# Instagram



## BouncingBunniez (Apr 20, 2017)

Hey everyone! George here!

I have something great to tell you guys!!!
I have a Instagram account: bungeorgewashington_offical please check my account out and follow my daily life 

I aslo want to hear about your Instagram accounts please tell me them down below!!

Have a amazing day!
-George Washington (the one and only)


----------



## BlackMiniRex (Apr 20, 2017)

Awesome! My names is sapphirebunny1. I'll follow you.
I post pics of my bunny and also my other pets


----------



## Akzholedent (Apr 20, 2017)

Pippi: Ugh... I need one! Everyone needs to know everything about how wonderful I am! 

Butterscotch: You? You're just a spoiled Holland Lop... Now, I have the most adorable markings, and everyone really does love me.. You just bite people. 

Ellie: Pfft... Everyone knows I'm the nicest and sweetest of the three of us.. I should have *my own*... Wait... What *is* an Instagram, anyway? 

Hoomin: It's a picture sharing site. And you all are lovely and wonderful... 

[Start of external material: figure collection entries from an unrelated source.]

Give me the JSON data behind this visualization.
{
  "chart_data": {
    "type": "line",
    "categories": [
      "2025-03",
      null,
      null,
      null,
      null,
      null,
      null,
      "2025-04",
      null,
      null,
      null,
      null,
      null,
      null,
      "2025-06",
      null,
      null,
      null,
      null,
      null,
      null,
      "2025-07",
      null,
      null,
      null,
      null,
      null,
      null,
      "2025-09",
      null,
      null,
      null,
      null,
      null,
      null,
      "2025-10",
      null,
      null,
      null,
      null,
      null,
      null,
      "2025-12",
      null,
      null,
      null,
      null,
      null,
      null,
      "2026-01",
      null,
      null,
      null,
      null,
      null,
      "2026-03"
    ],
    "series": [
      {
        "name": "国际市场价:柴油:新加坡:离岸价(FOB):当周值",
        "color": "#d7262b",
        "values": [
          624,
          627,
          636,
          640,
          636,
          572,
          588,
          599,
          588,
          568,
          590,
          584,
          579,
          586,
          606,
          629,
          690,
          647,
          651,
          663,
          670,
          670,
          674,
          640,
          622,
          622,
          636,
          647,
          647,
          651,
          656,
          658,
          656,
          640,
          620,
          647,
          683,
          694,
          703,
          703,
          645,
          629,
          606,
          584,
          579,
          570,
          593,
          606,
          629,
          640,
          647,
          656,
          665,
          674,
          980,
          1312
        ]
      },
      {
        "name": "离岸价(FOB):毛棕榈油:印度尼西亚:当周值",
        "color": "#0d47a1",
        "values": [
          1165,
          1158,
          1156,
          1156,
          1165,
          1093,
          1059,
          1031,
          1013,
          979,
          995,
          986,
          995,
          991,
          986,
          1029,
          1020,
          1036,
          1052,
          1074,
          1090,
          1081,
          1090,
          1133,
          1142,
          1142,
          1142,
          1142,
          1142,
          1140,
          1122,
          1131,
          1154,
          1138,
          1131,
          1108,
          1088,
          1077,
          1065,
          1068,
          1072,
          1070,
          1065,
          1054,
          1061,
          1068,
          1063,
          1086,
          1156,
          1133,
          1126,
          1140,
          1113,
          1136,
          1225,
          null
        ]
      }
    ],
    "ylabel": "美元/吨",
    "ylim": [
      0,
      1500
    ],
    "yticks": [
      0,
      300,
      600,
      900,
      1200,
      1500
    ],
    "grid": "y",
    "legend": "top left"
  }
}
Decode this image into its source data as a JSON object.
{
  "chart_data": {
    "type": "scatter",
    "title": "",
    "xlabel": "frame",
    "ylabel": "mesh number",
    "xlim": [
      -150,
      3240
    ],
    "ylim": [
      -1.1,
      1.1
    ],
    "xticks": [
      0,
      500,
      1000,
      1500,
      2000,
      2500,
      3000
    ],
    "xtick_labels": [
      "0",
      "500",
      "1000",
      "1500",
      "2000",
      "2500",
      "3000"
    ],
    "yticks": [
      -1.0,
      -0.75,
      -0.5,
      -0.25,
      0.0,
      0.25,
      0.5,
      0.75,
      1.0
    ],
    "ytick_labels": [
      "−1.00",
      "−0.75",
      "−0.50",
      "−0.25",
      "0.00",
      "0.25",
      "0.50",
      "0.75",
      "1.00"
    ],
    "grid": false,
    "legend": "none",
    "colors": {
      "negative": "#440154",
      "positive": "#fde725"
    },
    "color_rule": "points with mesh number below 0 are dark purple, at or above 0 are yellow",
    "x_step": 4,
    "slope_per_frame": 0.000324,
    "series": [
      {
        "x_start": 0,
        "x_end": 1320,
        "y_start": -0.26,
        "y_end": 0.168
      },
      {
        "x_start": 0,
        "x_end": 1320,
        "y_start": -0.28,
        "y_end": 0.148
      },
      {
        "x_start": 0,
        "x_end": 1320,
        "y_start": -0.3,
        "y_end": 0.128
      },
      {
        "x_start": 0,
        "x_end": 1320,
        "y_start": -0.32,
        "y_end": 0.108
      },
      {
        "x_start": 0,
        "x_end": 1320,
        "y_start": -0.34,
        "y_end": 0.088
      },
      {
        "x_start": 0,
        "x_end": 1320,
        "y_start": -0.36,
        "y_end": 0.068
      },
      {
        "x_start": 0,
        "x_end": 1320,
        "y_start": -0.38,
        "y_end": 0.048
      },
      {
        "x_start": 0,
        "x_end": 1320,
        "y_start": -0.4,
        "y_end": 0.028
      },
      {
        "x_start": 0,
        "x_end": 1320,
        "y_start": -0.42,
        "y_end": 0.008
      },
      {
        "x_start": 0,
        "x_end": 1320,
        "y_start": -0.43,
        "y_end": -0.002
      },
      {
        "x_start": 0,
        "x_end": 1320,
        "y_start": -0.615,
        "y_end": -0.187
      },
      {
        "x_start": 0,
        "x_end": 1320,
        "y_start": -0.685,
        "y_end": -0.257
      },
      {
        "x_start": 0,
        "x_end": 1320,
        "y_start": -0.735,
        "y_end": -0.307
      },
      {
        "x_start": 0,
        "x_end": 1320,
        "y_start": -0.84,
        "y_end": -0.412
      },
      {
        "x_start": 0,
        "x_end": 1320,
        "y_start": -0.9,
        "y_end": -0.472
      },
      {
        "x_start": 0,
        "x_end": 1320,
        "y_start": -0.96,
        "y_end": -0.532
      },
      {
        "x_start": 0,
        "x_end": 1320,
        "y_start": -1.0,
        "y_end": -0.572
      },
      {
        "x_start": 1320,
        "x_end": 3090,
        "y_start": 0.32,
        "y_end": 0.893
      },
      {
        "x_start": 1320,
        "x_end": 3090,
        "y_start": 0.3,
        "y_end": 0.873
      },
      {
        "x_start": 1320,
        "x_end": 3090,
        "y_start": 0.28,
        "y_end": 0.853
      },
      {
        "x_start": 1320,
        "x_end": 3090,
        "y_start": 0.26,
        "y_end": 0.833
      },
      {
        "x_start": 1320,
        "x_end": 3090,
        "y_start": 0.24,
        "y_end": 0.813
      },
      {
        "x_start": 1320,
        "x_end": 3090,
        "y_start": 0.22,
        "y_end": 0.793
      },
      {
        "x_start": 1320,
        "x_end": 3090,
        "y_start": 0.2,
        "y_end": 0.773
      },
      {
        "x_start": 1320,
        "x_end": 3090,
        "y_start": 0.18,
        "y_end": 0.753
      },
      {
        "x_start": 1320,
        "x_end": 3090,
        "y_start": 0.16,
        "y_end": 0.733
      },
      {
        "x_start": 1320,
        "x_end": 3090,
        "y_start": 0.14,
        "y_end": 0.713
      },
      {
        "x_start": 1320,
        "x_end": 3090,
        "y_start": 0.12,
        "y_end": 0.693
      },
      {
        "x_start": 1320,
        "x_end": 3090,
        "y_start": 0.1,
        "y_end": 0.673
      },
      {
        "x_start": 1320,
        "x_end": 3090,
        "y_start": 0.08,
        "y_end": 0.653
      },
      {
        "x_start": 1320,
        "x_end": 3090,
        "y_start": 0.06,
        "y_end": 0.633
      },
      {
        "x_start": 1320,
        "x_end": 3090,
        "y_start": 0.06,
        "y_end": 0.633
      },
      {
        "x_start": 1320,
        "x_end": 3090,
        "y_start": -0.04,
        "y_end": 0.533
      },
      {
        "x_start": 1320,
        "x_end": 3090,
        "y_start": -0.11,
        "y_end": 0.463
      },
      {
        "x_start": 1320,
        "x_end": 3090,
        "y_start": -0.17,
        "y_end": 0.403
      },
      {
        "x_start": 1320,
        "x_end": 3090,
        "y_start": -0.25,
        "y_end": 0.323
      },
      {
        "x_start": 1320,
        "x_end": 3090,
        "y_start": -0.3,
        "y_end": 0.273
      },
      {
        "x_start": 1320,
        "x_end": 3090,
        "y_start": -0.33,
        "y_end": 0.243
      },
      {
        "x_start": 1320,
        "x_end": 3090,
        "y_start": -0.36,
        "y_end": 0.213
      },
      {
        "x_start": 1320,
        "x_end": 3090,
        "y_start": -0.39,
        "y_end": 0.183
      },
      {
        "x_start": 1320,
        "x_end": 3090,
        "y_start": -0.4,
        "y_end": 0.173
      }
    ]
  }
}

Pippj: Oh, that's what it is? Forget that! I hate the camera!!!


----------



## BouncingBunniez (Apr 25, 2017)

BlackMiniRex said:


> Awesome! My names is sapphirebunny1. I'll follow you.
> I post pics of my bunny and also my other pets



Thank you! My homin's phone is currently dead but she is just charging it now *sigh* hoomins are sooo slow with the tech :nono


----------



## BouncingBunniez (Apr 25, 2017)

Akzholedent said:


> Pippi: Ugh... I need one! Everyone needs to know everything about how wonderful I am!
> 
> Butterscotch: You? You're just a spoiled Holland Lop... Now, I have the most adorable markings, and everyone really does love me.. You just bite people.
> 
> ...



lol. I hate the camera as well Pippi! But my hoomin just won't stop with the camera! Always taking the butt pics - I mean come on really?! I feel my personal space is not being taken into consideration :foreheadsmack:


----------



## Stinkerbunnies (Jan 13, 2018)

Akzholedent said:


> Pippi: Ugh... I need one! Everyone needs to know everything about how wonderful I am!
> 
> Butterscotch: You? You're just a spoiled Holland Lop... Now, I have the most adorable markings, and everyone really does love me.. You just bite people.
> 
> ...



When my hooman read this to me, she the sounds hooman calls laughing. It was very strange, and after, I hid


----------